Ícone do Widget

Relacionado

×

Governo Trump processa Califórnia por permitir atletas transgênero em times escolares femininos


O governo do ex-presidente dos Estados Unidos, Donald Trump, entrou com uma nova ação judicial nesta quarta-feira (9) contra o estado da Califórnia, contestando a legislação que permite que estudantes transgênero participem de equipes esportivas escolares de acordo com sua identidade de gênero.

O processo federal, movido pelo Departamento de Justiça (DOJ), tem como alvos o Conselho Estadual de Educação e a entidade que regula o esporte escolar na Califórnia. A acusação central é de que a chamada Lei de Equidade Sexual na Educação, que garante o direito de estudantes trans competirem em times alinhados à sua identidade de gênero, viola o Título IX — uma lei federal que proíbe discriminação com base no sexo em instituições educacionais que recebem verbas federais.
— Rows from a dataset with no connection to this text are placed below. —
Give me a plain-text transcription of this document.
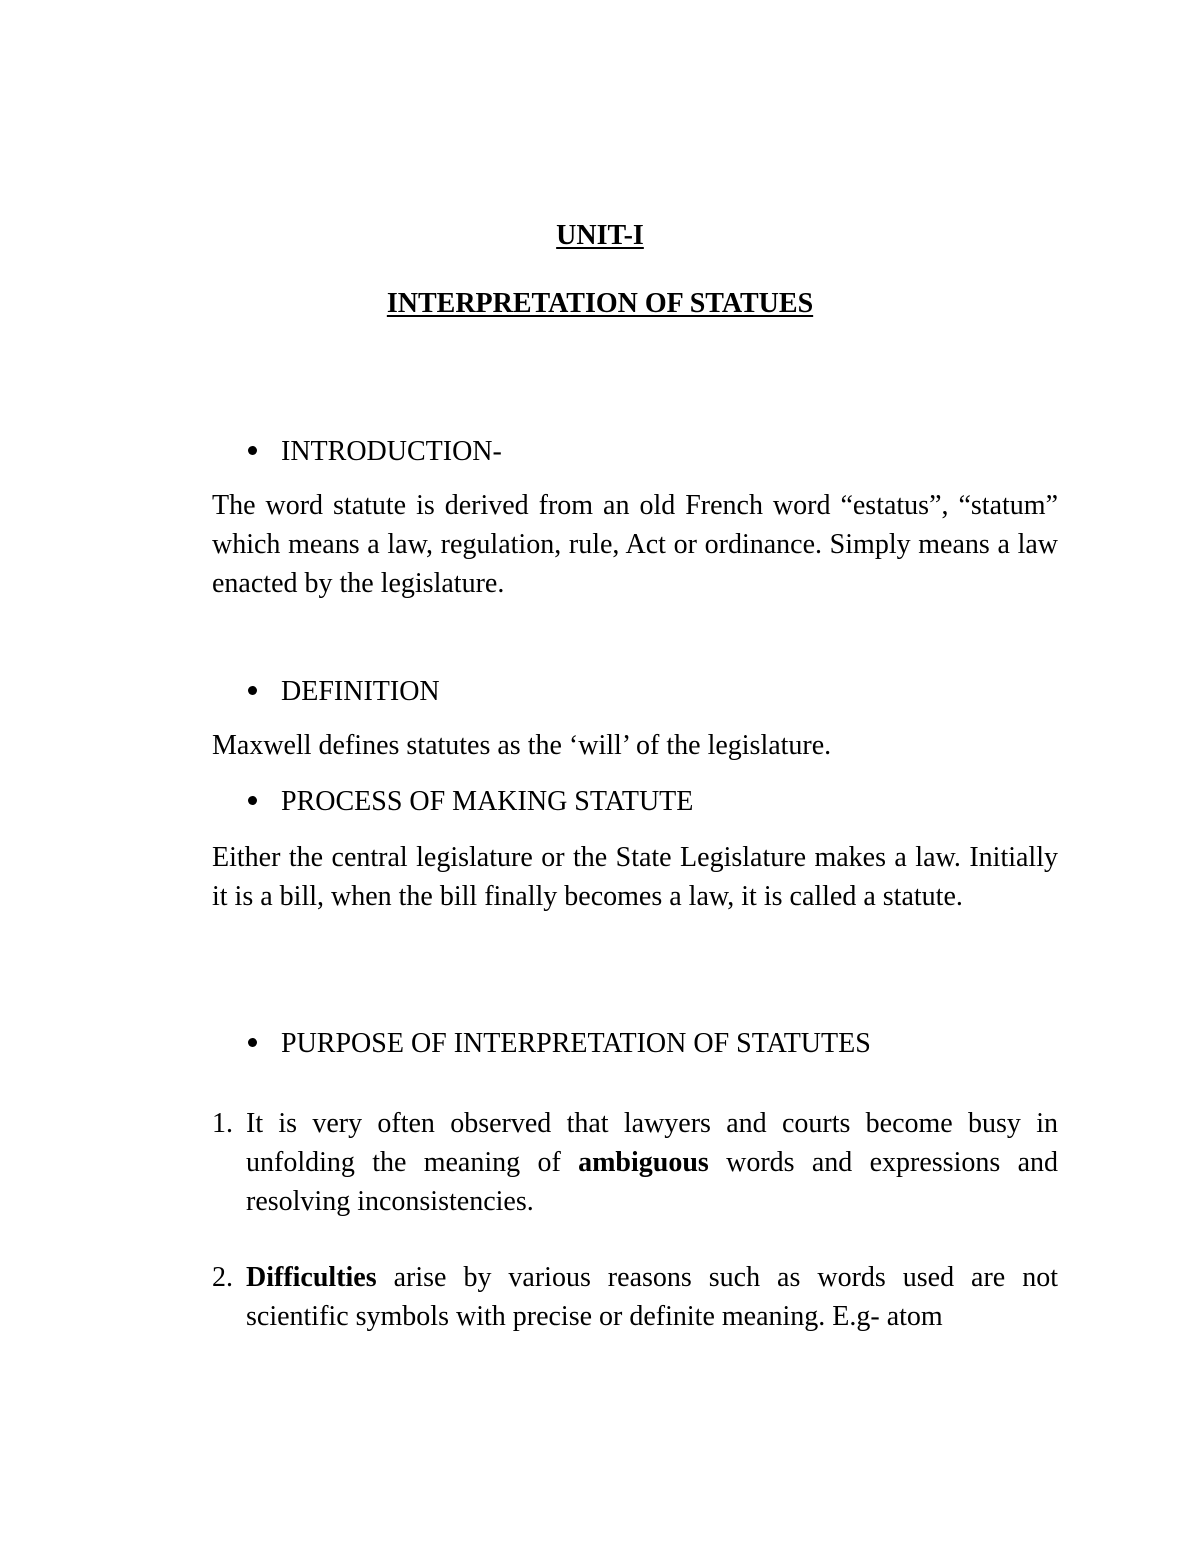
UNIT-I
INTERPRETATION OF STATUES
INTRODUCTION-

The word statute is derived from an old French word “estatus”, “statum” which means a law, regulation, rule, Act or ordinance. Simply means a law enacted by the legislature.

DEFINITION

Maxwell defines statutes as the ‘will’ of the legislature.

PROCESS OF MAKING STATUTE

Either the central legislature or the State Legislature makes a law. Initially it is a bill, when the bill finally becomes a law, it is called a statute.

PURPOSE OF INTERPRETATION OF STATUTES
1. It is very often observed that lawyers and courts become busy in unfolding the meaning of ambiguous words and expressions and resolving inconsistencies.
2. Difficulties arise by various reasons such as words used are not scientific symbols with precise or definite meaning. E.g- atom
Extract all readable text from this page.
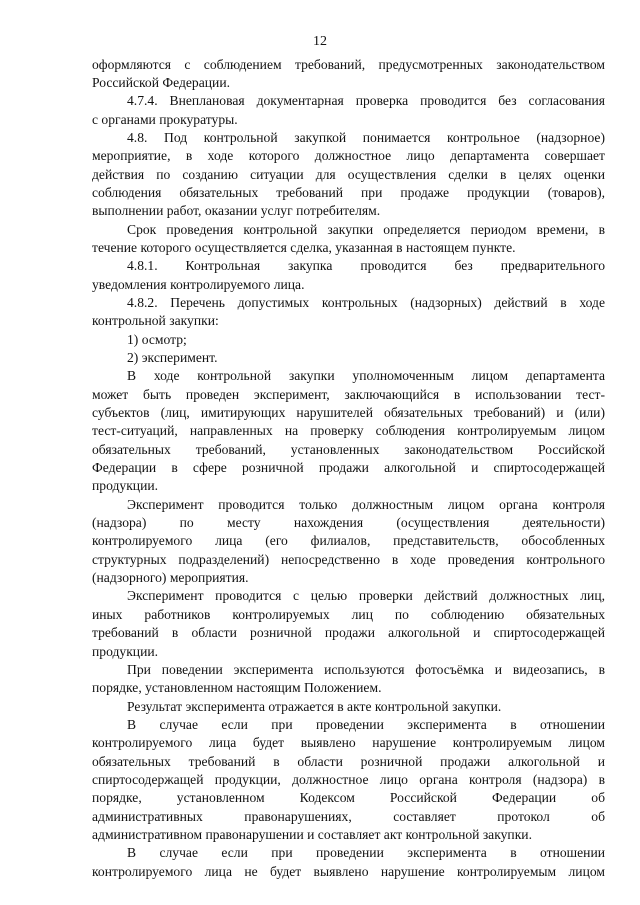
12
оформляются с соблюдением требований, предусмотренных законодательством
Российской Федерации.
4.7.4. Внеплановая документарная проверка проводится без согласования
с органами прокуратуры.
4.8. Под контрольной закупкой понимается контрольное (надзорное)
мероприятие, в ходе которого должностное лицо департамента совершает
действия по созданию ситуации для осуществления сделки в целях оценки
соблюдения обязательных требований при продаже продукции (товаров),
выполнении работ, оказании услуг потребителям.
Срок проведения контрольной закупки определяется периодом времени, в
течение которого осуществляется сделка, указанная в настоящем пункте.
4.8.1. Контрольная закупка проводится без предварительного
уведомления контролируемого лица.
4.8.2. Перечень допустимых контрольных (надзорных) действий в ходе
контрольной закупки:
1) осмотр;
2) эксперимент.
В ходе контрольной закупки уполномоченным лицом департамента
может быть проведен эксперимент, заключающийся в использовании тест-
субъектов (лиц, имитирующих нарушителей обязательных требований) и (или)
тест-ситуаций, направленных на проверку соблюдения контролируемым лицом
обязательных требований, установленных законодательством Российской
Федерации в сфере розничной продажи алкогольной и спиртосодержащей
продукции.
Эксперимент проводится только должностным лицом органа контроля
(надзора) по месту нахождения (осуществления деятельности)
контролируемого лица (его филиалов, представительств, обособленных
структурных подразделений) непосредственно в ходе проведения контрольного
(надзорного) мероприятия.
Эксперимент проводится с целью проверки действий должностных лиц,
иных работников контролируемых лиц по соблюдению обязательных
требований в области розничной продажи алкогольной и спиртосодержащей
продукции.
При поведении эксперимента используются фотосъёмка и видеозапись, в
порядке, установленном настоящим Положением.
Результат эксперимента отражается в акте контрольной закупки.
В случае если при проведении эксперимента в отношении
контролируемого лица будет выявлено нарушение контролируемым лицом
обязательных требований в области розничной продажи алкогольной и
спиртосодержащей продукции, должностное лицо органа контроля (надзора) в
порядке, установленном Кодексом Российской Федерации об
административных правонарушениях, составляет протокол об
административном правонарушении и составляет акт контрольной закупки.
В случае если при проведении эксперимента в отношении
контролируемого лица не будет выявлено нарушение контролируемым лицом
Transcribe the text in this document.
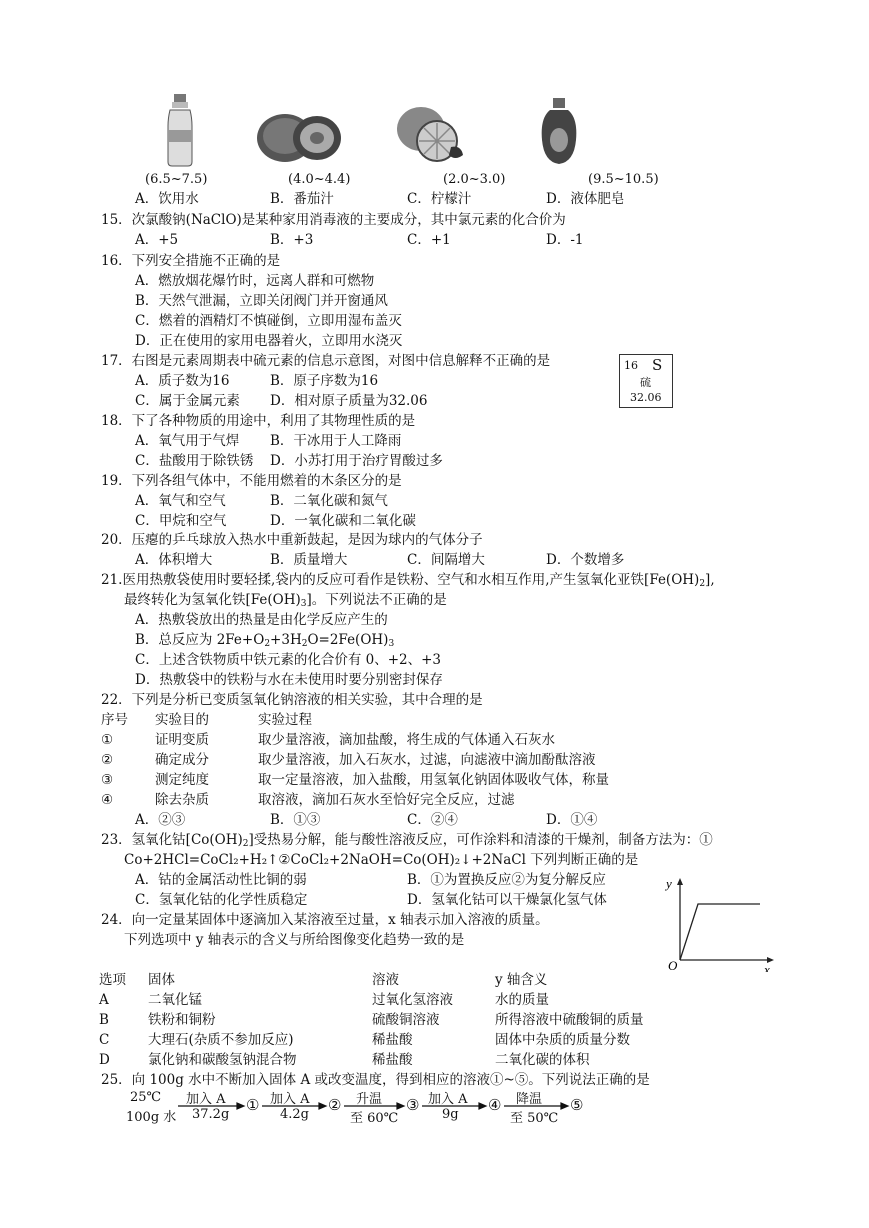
(6.5~7.5)	(4.0~4.4)	(2.0~3.0)	(9.5~10.5)
A．饮用水	B．番茄汁	C．柠檬汁	D．液体肥皂
15．次氯酸钠(NaClO)是某种家用消毒液的主要成分，其中氯元素的化合价为
A．+5	B．+3	C．+1	D．-1
16．下列安全措施不正确的是
A．燃放烟花爆竹时，远离人群和可燃物
B．天然气泄漏，立即关闭阀门并开窗通风
C．燃着的酒精灯不慎碰倒，立即用湿布盖灭
D．正在使用的家用电器着火，立即用水浇灭
17．右图是元素周期表中硫元素的信息示意图，对图中信息解释不正确的是
A．质子数为16	B．原子序数为16
C．属于金属元素 D．相对原子质量为32.06
16 S
硫
32.06
18．下了各种物质的用途中，利用了其物理性质的是
A．氧气用于气焊 B．干冰用于人工降雨
C．盐酸用于除铁锈 D．小苏打用于治疗胃酸过多
19．下列各组气体中，不能用燃着的木条区分的是
A．氧气和空气	B．二氧化碳和氮气
C．甲烷和空气	D．一氧化碳和二氧化碳
20．压瘪的乒乓球放入热水中重新鼓起，是因为球内的气体分子
A．体积增大	B．质量增大	C．间隔增大	D．个数增多
21.医用热敷袋使用时要轻揉,袋内的反应可看作是铁粉、空气和水相互作用,产生氢氧化亚铁$[Fe(OH)_2]$,
最终转化为氢氧化铁$[Fe(OH)_3]$。下列说法不正确的是
A．热敷袋放出的热量是由化学反应产生的
B．总反应为 $2Fe+O_2+3H_2O=2Fe(OH)_3$
C．上述含铁物质中铁元素的化合价有 0、+2、+3
D．热敷袋中的铁粉与水在未使用时要分别密封保存
22．下列是分析已变质氢氧化钠溶液的相关实验，其中合理的是
序号 实验目的	实验过程
①	证明变质	取少量溶液，滴加盐酸，将生成的气体通入石灰水
②	确定成分	取少量溶液，加入石灰水，过滤，向滤液中滴加酚酞溶液
③	测定纯度	取一定量溶液，加入盐酸，用氢氧化钠固体吸收气体，称量
④	除去杂质	取溶液，滴加石灰水至恰好完全反应，过滤
A．②③	B．①③	C．②④	D．①④
23．氢氧化钴$[Co(OH)_2]$受热易分解，能与酸性溶液反应，可作涂料和清漆的干燥剂，制备方法为：①
Co+2HCl=CoCl₂+H₂↑②CoCl₂+2NaOH=Co(OH)₂↓+2NaCl 下列判断正确的是
A．钴的金属活动性比铜的弱	B．①为置换反应②为复分解反应
C．氢氧化钴的化学性质稳定	D．氢氧化钴可以干燥氯化氢气体
24．向一定量某固体中逐滴加入某溶液至过量，x 轴表示加入溶液的质量。
下列选项中 y 轴表示的含义与所给图像变化趋势一致的是
y
x
O
选项 固体	溶液	y 轴含义
A	二氧化锰	过氧化氢溶液	水的质量
B	铁粉和铜粉	硫酸铜溶液	所得溶液中硫酸铜的质量
C	大理石(杂质不参加反应)	稀盐酸	固体中杂质的质量分数
D	氯化钠和碳酸氢钠混合物	稀盐酸	二氧化碳的体积
25．向 100g 水中不断加入固体 A 或改变温度，得到相应的溶液①~⑤。下列说法正确的是
25℃
100g 水
加入 A
37.2g
① 加入 A
4.2g
② 升温
至 60℃
③ 加入 A
9g
④ 降温
至 50℃
⑤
Segundo o documento apresentado pelo governo, a legislação californiana “força meninas a competir com meninos — apesar das reais diferenças fisiológicas entre os sexos — se o menino afirmar que é uma menina”. O texto também afirma que as regras em vigor no estado “permitem que meninos invadam espaços sensíveis exclusivamente femininos, colocando em risco a privacidade, a dignidade e a segurança das meninas, criando um ambiente educacional hostil”.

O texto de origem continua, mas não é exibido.